Следующий месяц Айомми просидел дома, размышляя о самоубийстве. А потом «тот парень, управляющий фабрики, купил мне пластинку Джанго Рейнхардта и сказал: вот, послушай». Тони подумал, что он просто над ним издевается – или по глупости пытается снова заставить его слушать гитарную музыку. Но парень оказался не таким дураком, как могло показаться. Жан Рейнхардт родился в 1910 году в Бельгии в семье французских цыган и вырос в таборах в округе Парижа, играя на банджо, гитаре и скрипке. Музыкант, получивший прозвище «Джанго» (по-цыгански это значит «Я просыпаюсь»), в восемнадцать лет тоже получил тяжелое увечье при пожаре – он уронил свечу, собираясь поздно ночью лечь в постель после концерта; его правая нога оказалась парализована, и он лишился двух пальцев на левой руке. Ему тоже сказали, что больше он никогда не сможет играть. Но всего через год при поддержке своего брата Жозефа, отличного гитариста, он научился играть гитарные соло, используя всего два пальца, а поврежденными двумя играл только аккорды. Его музыкальное наследие оказалось настолько уникальным, что Рейнхардт оказал влияние на всех великих британских рок-гитаристов поколения Айомми, включая «дьявольскую троицу» – Джимми Пейджа, Эрика Клэптона и Джеффа Бека; последний называл Рейнхардта «самым потрясающим гитаристом из всех – просто сверхчеловеком».
Впрочем, всего этого Тони тогда не знал, так что пришел в ужас.
– Я сказал: «Нет, даже знать не хочу». Но он такой: «Просто послушай». Ну, я послушал и спрашиваю: «Ну хорошо, и что?» И после этого, конечно, он уже рассказал мне, что Джанго Рейнхардт потерял два пальца. Ну и я уже задумался: ух ты, блин! Может быть, я все-таки смогу начать играть?
Героически решив «я смогу», Тони сделал себе импровизированные напальчники из старой бутылки от средства для мытья посуды Fairy Liquid.
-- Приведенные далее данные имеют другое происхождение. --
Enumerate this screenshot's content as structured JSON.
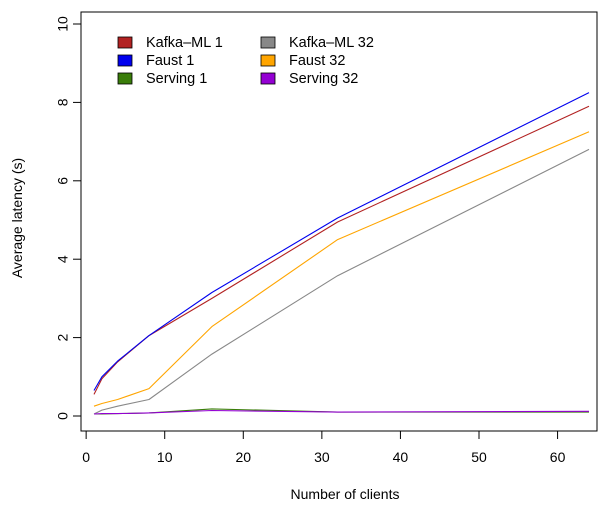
{
  "chart_data": {
    "type": "line",
    "xlabel": "Number of clients",
    "ylabel": "Average latency (s)",
    "xlim": [
      1,
      64
    ],
    "ylim": [
      0,
      10
    ],
    "xticks": [
      0,
      10,
      20,
      30,
      40,
      50,
      60
    ],
    "yticks": [
      0,
      2,
      4,
      6,
      8,
      10
    ],
    "grid": false,
    "legend": "top-left",
    "series": [
      {
        "name": "Kafka–ML 1",
        "color": "#b22222",
        "x": [
          1,
          2,
          4,
          8,
          16,
          32,
          64
        ],
        "y": [
          0.55,
          0.95,
          1.38,
          2.05,
          3.0,
          4.95,
          7.9
        ]
      },
      {
        "name": "Faust 1",
        "color": "#0000ee",
        "x": [
          1,
          2,
          4,
          8,
          16,
          32,
          64
        ],
        "y": [
          0.65,
          1.0,
          1.4,
          2.05,
          3.15,
          5.05,
          8.25
        ]
      },
      {
        "name": "Serving 1",
        "color": "#3a7d0a",
        "x": [
          1,
          2,
          4,
          8,
          16,
          32,
          64
        ],
        "y": [
          0.05,
          0.05,
          0.06,
          0.08,
          0.18,
          0.1,
          0.1
        ]
      },
      {
        "name": "Kafka–ML 32",
        "color": "#888888",
        "x": [
          1,
          2,
          4,
          8,
          16,
          32,
          64
        ],
        "y": [
          0.05,
          0.15,
          0.25,
          0.42,
          1.58,
          3.58,
          6.8
        ]
      },
      {
        "name": "Faust 32",
        "color": "#ffa500",
        "x": [
          1,
          2,
          4,
          8,
          16,
          32,
          64
        ],
        "y": [
          0.25,
          0.32,
          0.42,
          0.7,
          2.28,
          4.5,
          7.25
        ]
      },
      {
        "name": "Serving 32",
        "color": "#9400d3",
        "x": [
          1,
          2,
          4,
          8,
          16,
          32,
          64
        ],
        "y": [
          0.05,
          0.06,
          0.06,
          0.08,
          0.14,
          0.1,
          0.12
        ]
      }
    ]
  }
}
– Я ее расплавил и слепил маленький шарик, потом взял горячий паяльник и стал тыкать в этот шарик до тех пор, пока мой палец не стал пролезать в дырку. Я сделал себе два напальчника, а потом приклеил к ним кожу, чтобы они цеплялись за струны. Без этих штук я бы не смог даже коснуться струн. Я несколько дней сидел и натирал их наждачкой, чтобы они хотя бы выглядели как пальцы. Потом я надевал их и… играл.
Это было примитивное решение почти нерешаемой проблемы, и, прежде чем все наконец-то заработало, ему пришлось потратить несколько недель на эксперименты.
– Я бы до потолка подпрыгнул, если бы коснулся струн без напальчников. Но бывало, что когда я играл, один из них сваливался, и я нажимал на струну незащищенным пальцем, и, господи Иисусе! Боль такая, словно тебе паяльником прижигают шею. Очень больно, потому что сразу под кожей – кость. Кожа очень, очень тонкая…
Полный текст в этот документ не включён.